Pemilik usaha kecil Marvin Mujito Tanoto, 35, adalah di antara mereka yang belum mendengar langsung dari banknya tentang pelonggaran pinjaman, meskipun pesanan bulanannya telah anjlok hingga 90 persen. Produser batik yang berbasis di Surabaya mengatakan karena banyak pembatalan acara, pesanan bulanannya hampir berkurang dari sebelumnya sekitar 50 lembar per bulan.

Loading...

“Saya mengambil kredit melalui KUR dengan Bank Rakyat Indonesia. Hingga tanggal ini, saya masih menerima konfirmasi bahwa saya harus membayar kredit tetap. Tidak ada fasilitas untuk menunda pembayaran, ”katanya, merujuk pada program kredit mikro pemerintah (KUR).

Untuk pekerja terkait perjalanan di tujuan wisata populer Indonesia di Nusa Tenggara Timur, seperti Taman Nasional Komodo, yang menjadi tuan rumah komodo ikon negara itu, penutupan lokasi wisata hingga 29 Mei telah memaksa mereka untuk mengambil cuti tanpa bayaran.

Cabang Manggarai Barat dari Asosiasi Hotel dan Restoran Indonesia (PHRI) melaporkan hunian nol persen di 102 hotel di Labuan Bajo. Pemandu wisata untuk taman nasional juga kemudian kehilangan penghasilan.

“Saat ini, saya hanya mencari pekerjaan di internet. Itu bisa menjadi alternatif untuk memenuhi kebutuhan keluarga saya, ”kata M. Buharto, seorang pemandu wisata berusia 32 tahun di Manggarai Barat, yang merupakan satu di antara 200 anggota cabang lokal dari Asosiasi Pemandu Perjalanan Indonesia (HPI) tanpa pelanggan melayani.

Peneliti senior Lembaga Penelitian SMERU Palmira Permata Bachtiar mencatat bahwa kondisi saat ini berfungsi sebagai peluang bagi pemerintah dan bisnis untuk memikirkan perlindungan sosial bagi pekerja informal.

“Kami menghadapi dua pandemi, pandemi medis dan pandemi finansial. Pandemi medis dapat diatasi ketika vaksin dan obat-obatan untuk coronavirus ditemukan. Tetapi yang lebih berbahaya adalah pandemi finansial, ketika miliaran orang di seluruh dunia terkena dampaknya, ”kata Palmira.

Sejak pengumuman kasus COVID-19 pertama di Indonesia pada 2 Maret, negara ini telah mencatat 1.790 kasus, dengan 170 kematian, pada hari Kamis. Jokowi telah mengumumkan darurat kesehatan masyarakat, memberlakukan pembatasan sosial berskala besar ketika negara-negara di seluruh dunia berjuang untuk meratakan kurva dan memperlambat penyebaran penyakit yang sangat menular ini.

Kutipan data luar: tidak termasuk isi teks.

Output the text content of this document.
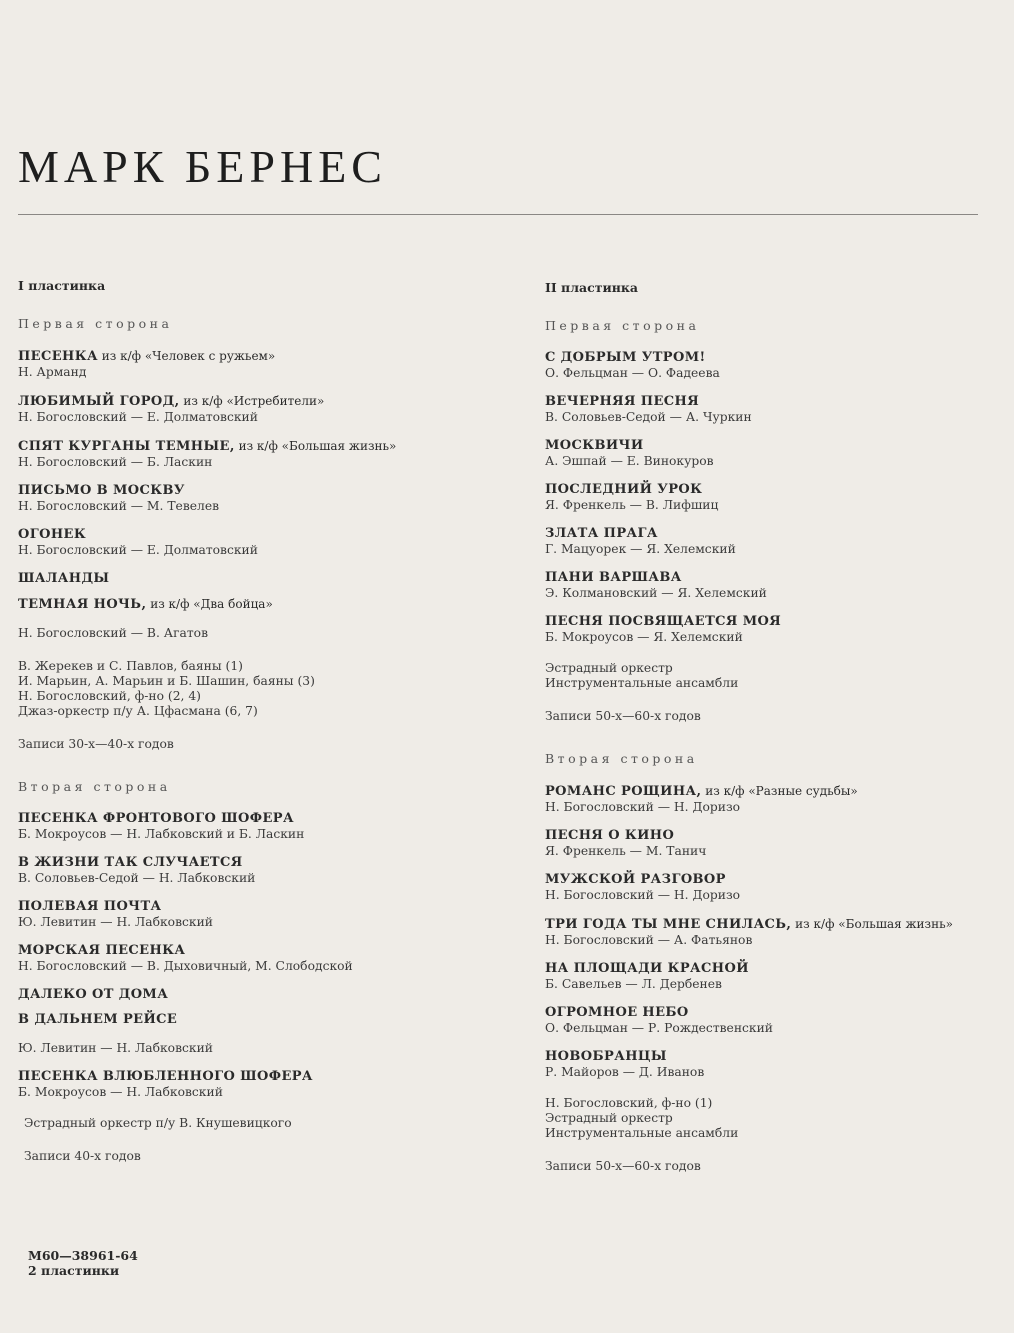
МАРК БЕРНЕС
I пластинка
Первая сторона
ПЕСЕНКА из к/ф «Человек с ружьем»
Н. Арманд
ЛЮБИМЫЙ ГОРОД, из к/ф «Истребители»
Н. Богословский — Е. Долматовский
СПЯТ КУРГАНЫ ТЕМНЫЕ, из к/ф «Большая жизнь»
Н. Богословский — Б. Ласкин
ПИСЬМО В МОСКВУ
Н. Богословский — М. Тевелев
ОГОНЕК
Н. Богословский — Е. Долматовский
ШАЛАНДЫ
ТЕМНАЯ НОЧЬ, из к/ф «Два бойца»
Н. Богословский — В. Агатов
В. Жерекев и С. Павлов, баяны (1)
И. Марьин, А. Марьин и Б. Шашин, баяны (3)
Н. Богословский, ф-но (2, 4)
Джаз-оркестр п/у А. Цфасмана (6, 7)
Записи 30-х—40-х годов
Вторая сторона
ПЕСЕНКА ФРОНТОВОГО ШОФЕРА
Б. Мокроусов — Н. Лабковский и Б. Ласкин
В ЖИЗНИ ТАК СЛУЧАЕТСЯ
В. Соловьев-Седой — Н. Лабковский
ПОЛЕВАЯ ПОЧТА
Ю. Левитин — Н. Лабковский
МОРСКАЯ ПЕСЕНКА
Н. Богословский — В. Дыховичный, М. Слободской
ДАЛЕКО ОТ ДОМА
В ДАЛЬНЕМ РЕЙСЕ
Ю. Левитин — Н. Лабковский
ПЕСЕНКА ВЛЮБЛЕННОГО ШОФЕРА
Б. Мокроусов — Н. Лабковский
Эстрадный оркестр п/у В. Кнушевицкого
Записи 40-х годов
II пластинка
Первая сторона
С ДОБРЫМ УТРОМ!
О. Фельцман — О. Фадеева
ВЕЧЕРНЯЯ ПЕСНЯ
В. Соловьев-Седой — А. Чуркин
МОСКВИЧИ
А. Эшпай — Е. Винокуров
ПОСЛЕДНИЙ УРОК
Я. Френкель — В. Лифшиц
ЗЛАТА ПРАГА
Г. Мацуорек — Я. Хелемский
ПАНИ ВАРШАВА
Э. Колмановский — Я. Хелемский
ПЕСНЯ ПОСВЯЩАЕТСЯ МОЯ
Б. Мокроусов — Я. Хелемский
Эстрадный оркестр
Инструментальные ансамбли
Записи 50-х—60-х годов
Вторая сторона
РОМАНС РОЩИНА, из к/ф «Разные судьбы»
Н. Богословский — Н. Доризо
ПЕСНЯ О КИНО
Я. Френкель — М. Танич
МУЖСКОЙ РАЗГОВОР
Н. Богословский — Н. Доризо
ТРИ ГОДА ТЫ МНЕ СНИЛАСЬ, из к/ф «Большая жизнь»
Н. Богословский — А. Фатьянов
НА ПЛОЩАДИ КРАСНОЙ
Б. Савельев — Л. Дербенев
ОГРОМНОЕ НЕБО
О. Фельцман — Р. Рождественский
НОВОБРАНЦЫ
Р. Майоров — Д. Иванов
Н. Богословский, ф-но (1)
Эстрадный оркестр
Инструментальные ансамбли
Записи 50-х—60-х годов
М60—38961-64
2 пластинки
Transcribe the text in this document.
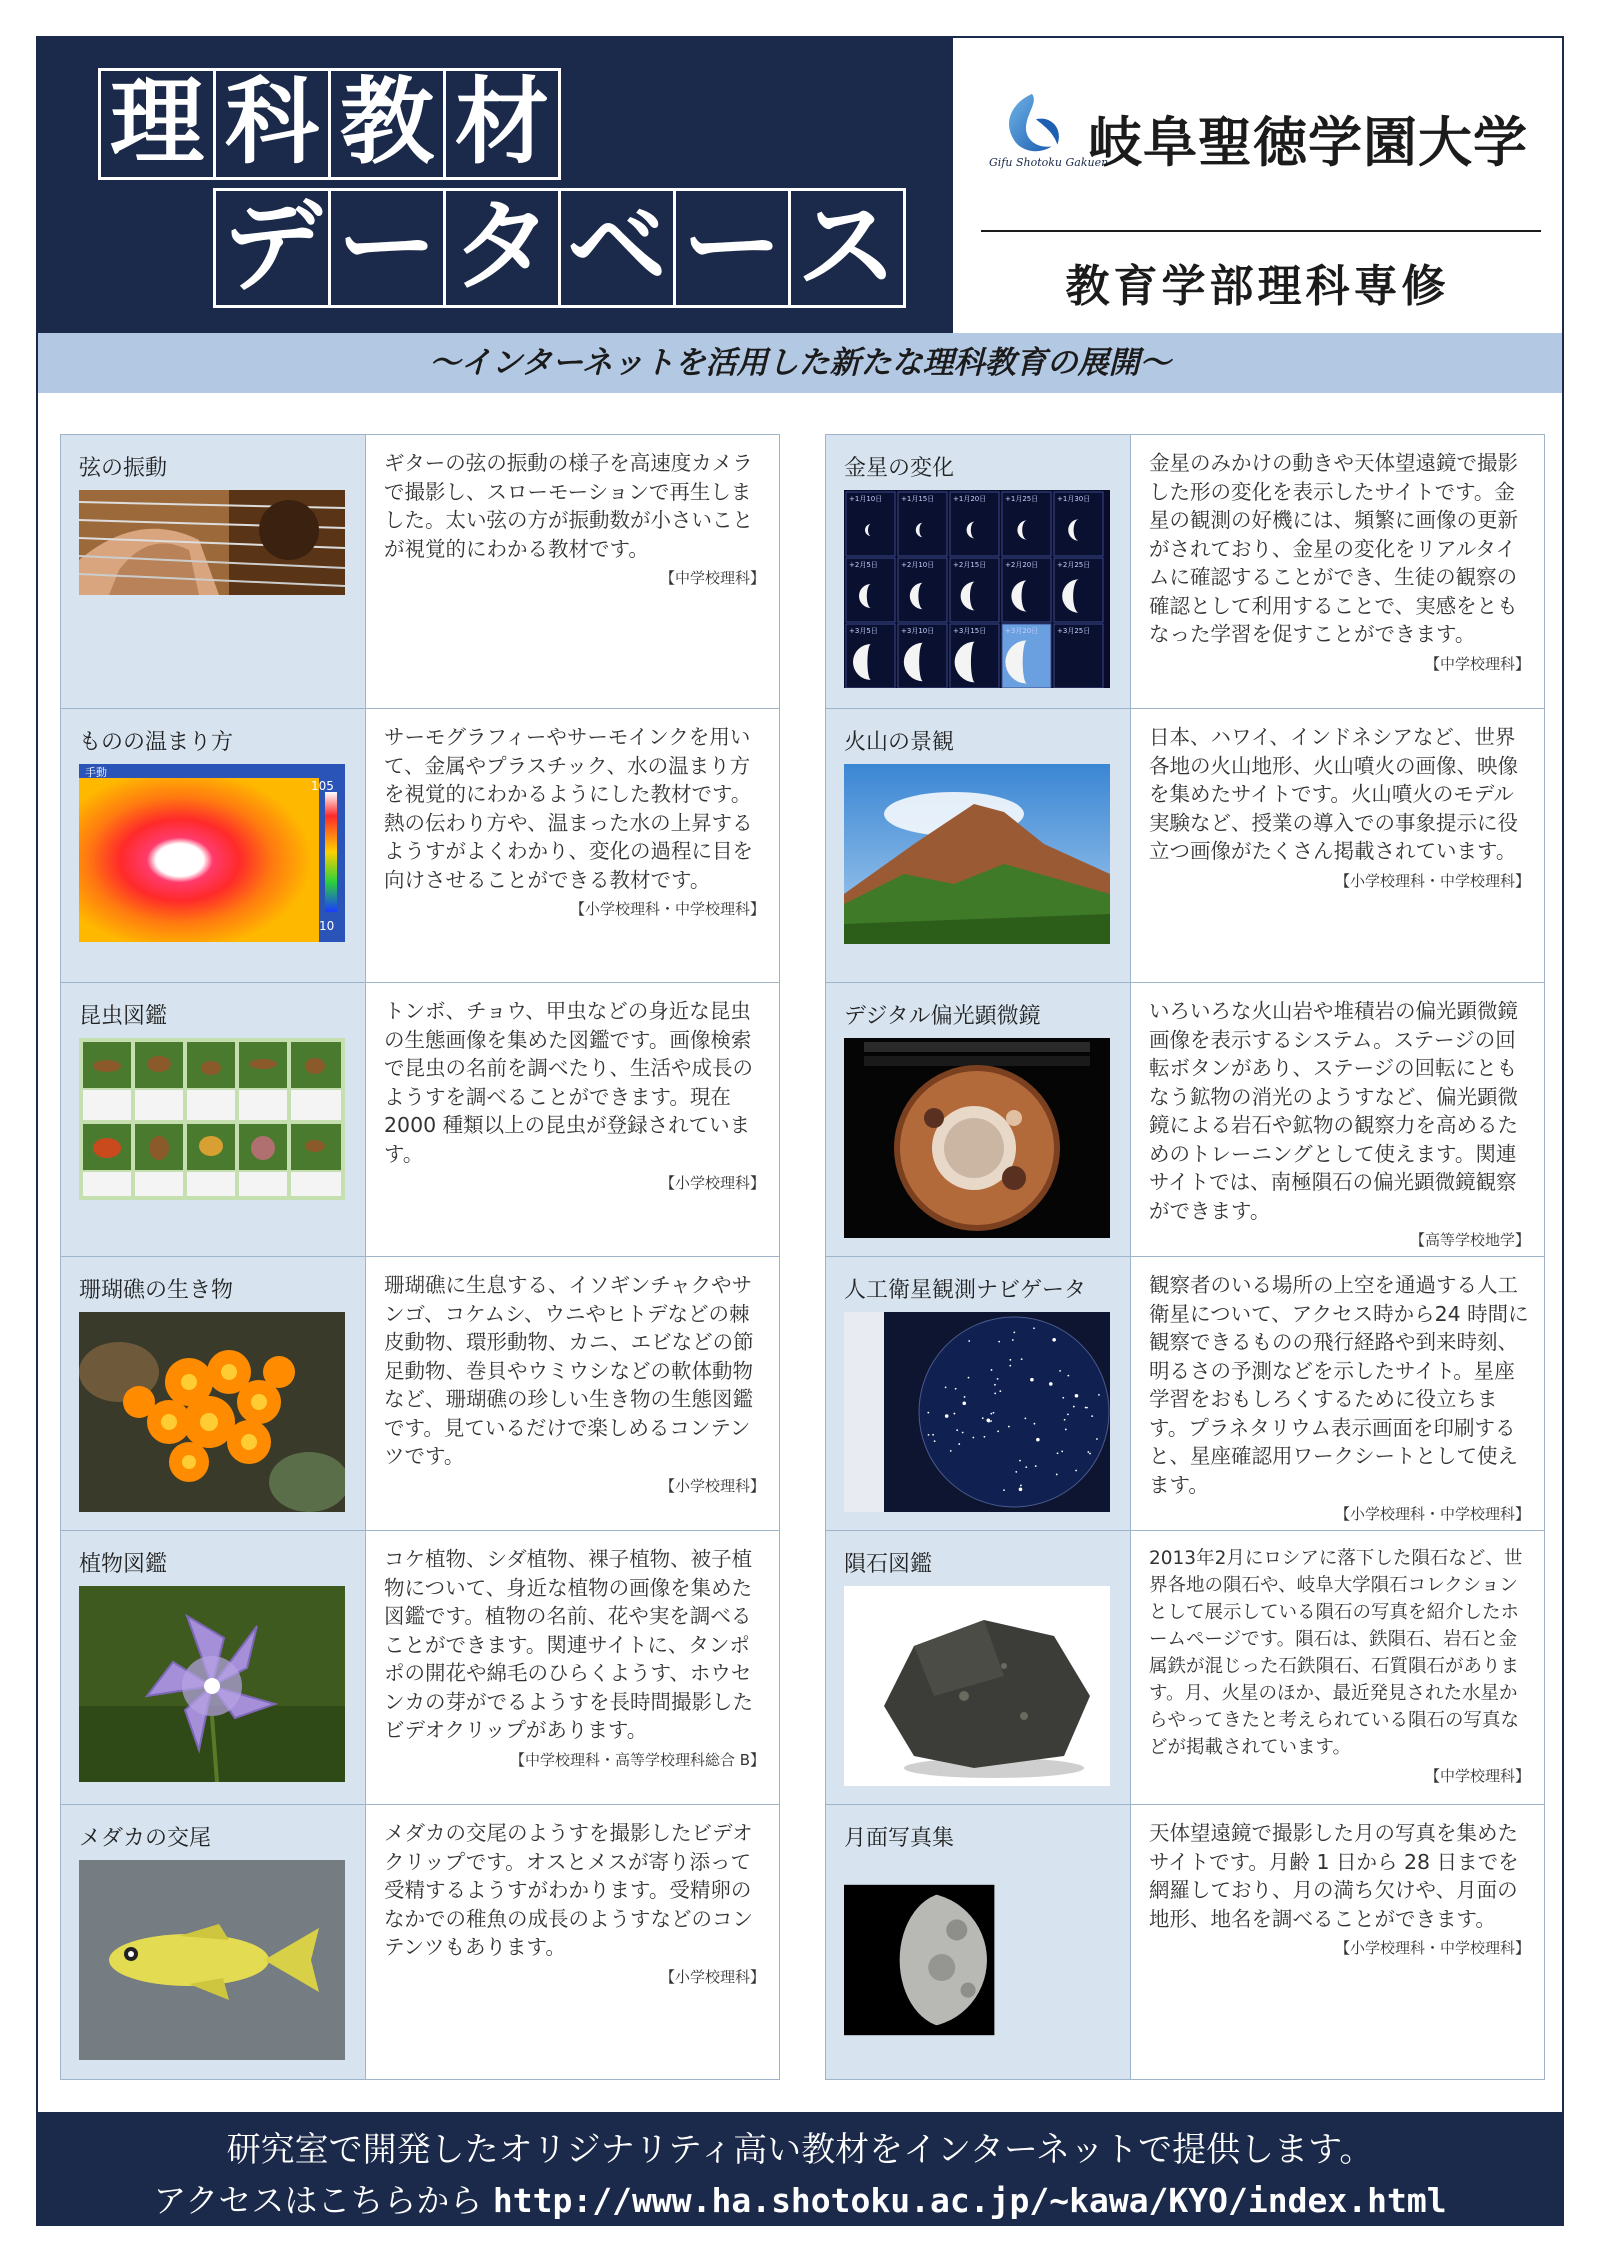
理 科 教 材
デ ー タ ベ ー ス
Gifu Shotoku Gakuen
岐阜聖徳学園大学
教育学部理科専修
〜インターネットを活用した新たな理科教育の展開〜
弦の振動	ギターの弦の振動の様子を高速度カメラで撮影し、スローモーションで再生しました。太い弦の方が振動数が小さいことが視覚的にわかる教材です。
【中学校理科】
ものの温まり方
手動
105
10
サーモグラフィーやサーモインクを用いて、金属やプラスチック、水の温まり方を視覚的にわかるようにした教材です。熱の伝わり方や、温まった水の上昇するようすがよくわかり、変化の過程に目を向けさせることができる教材です。
【小学校理科・中学校理科】
昆虫図鑑	トンボ、チョウ、甲虫などの身近な昆虫の生態画像を集めた図鑑です。画像検索で昆虫の名前を調べたり、生活や成長のようすを調べることができます。現在 2000 種類以上の昆虫が登録されています。
【小学校理科】
珊瑚礁の生き物	珊瑚礁に生息する、イソギンチャクやサンゴ、コケムシ、ウニやヒトデなどの棘皮動物、環形動物、カニ、エビなどの節足動物、巻貝やウミウシなどの軟体動物など、珊瑚礁の珍しい生き物の生態図鑑です。見ているだけで楽しめるコンテンツです。
【小学校理科】
植物図鑑	コケ植物、シダ植物、裸子植物、被子植物について、身近な植物の画像を集めた図鑑です。植物の名前、花や実を調べることができます。関連サイトに、タンポポの開花や綿毛のひらくようす、ホウセンカの芽がでるようすを長時間撮影したビデオクリップがあります。
【中学校理科・高等学校理科総合 B】
メダカの交尾	メダカの交尾のようすを撮影したビデオクリップです。オスとメスが寄り添って受精するようすがわかります。受精卵のなかでの稚魚の成長のようすなどのコンテンツもあります。
【小学校理科】
金星の変化
+1月10日	+1月15日	+1月20日	+1月25日	+1月30日
+2月5日	+2月10日	+2月15日	+2月20日	+2月25日
+3月5日	+3月10日	+3月15日	+3月20日	+3月25日
金星のみかけの動きや天体望遠鏡で撮影した形の変化を表示したサイトです。金星の観測の好機には、頻繁に画像の更新がされており、金星の変化をリアルタイムに確認することができ、生徒の観察の確認として利用することで、実感をともなった学習を促すことができます。
【中学校理科】
火山の景観	日本、ハワイ、インドネシアなど、世界各地の火山地形、火山噴火の画像、映像を集めたサイトです。火山噴火のモデル実験など、授業の導入での事象提示に役立つ画像がたくさん掲載されています。
【小学校理科・中学校理科】
デジタル偏光顕微鏡	いろいろな火山岩や堆積岩の偏光顕微鏡画像を表示するシステム。ステージの回転ボタンがあり、ステージの回転にともなう鉱物の消光のようすなど、偏光顕微鏡による岩石や鉱物の観察力を高めるためのトレーニングとして使えます。関連サイトでは、南極隕石の偏光顕微鏡観察ができます。
【高等学校地学】
人工衛星観測ナビゲータ	観察者のいる場所の上空を通過する人工衛星について、アクセス時から24 時間に観察できるものの飛行経路や到来時刻、明るさの予測などを示したサイト。星座学習をおもしろくするために役立ちます。プラネタリウム表示画面を印刷すると、星座確認用ワークシートとして使えます。
【小学校理科・中学校理科】
隕石図鑑	2013年2月にロシアに落下した隕石など、世界各地の隕石や、岐阜大学隕石コレクションとして展示している隕石の写真を紹介したホームページです。隕石は、鉄隕石、岩石と金属鉄が混じった石鉄隕石、石質隕石があります。月、火星のほか、最近発見された水星からやってきたと考えられている隕石の写真などが掲載されています。
【中学校理科】
月面写真集	天体望遠鏡で撮影した月の写真を集めたサイトです。月齢 1 日から 28 日までを網羅しており、月の満ち欠けや、月面の地形、地名を調べることができます。
【小学校理科・中学校理科】
研究室で開発したオリジナリティ高い教材をインターネットで提供します。
アクセスはこちらから http://www.ha.shotoku.ac.jp/~kawa/KYO/index.html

Ekonomi global sedang menuju ke arah resesi, kata para ahli, dengan PDB Indonesia dipandang berkontraksi sebesar 0,4 persen di bawah skenario terburuk, menurut perkiraan Kementerian Keuangan. Skenario pertumbuhan ekonomi dasar adalah 2,3 persen tahun ini, terendah sejak 1999.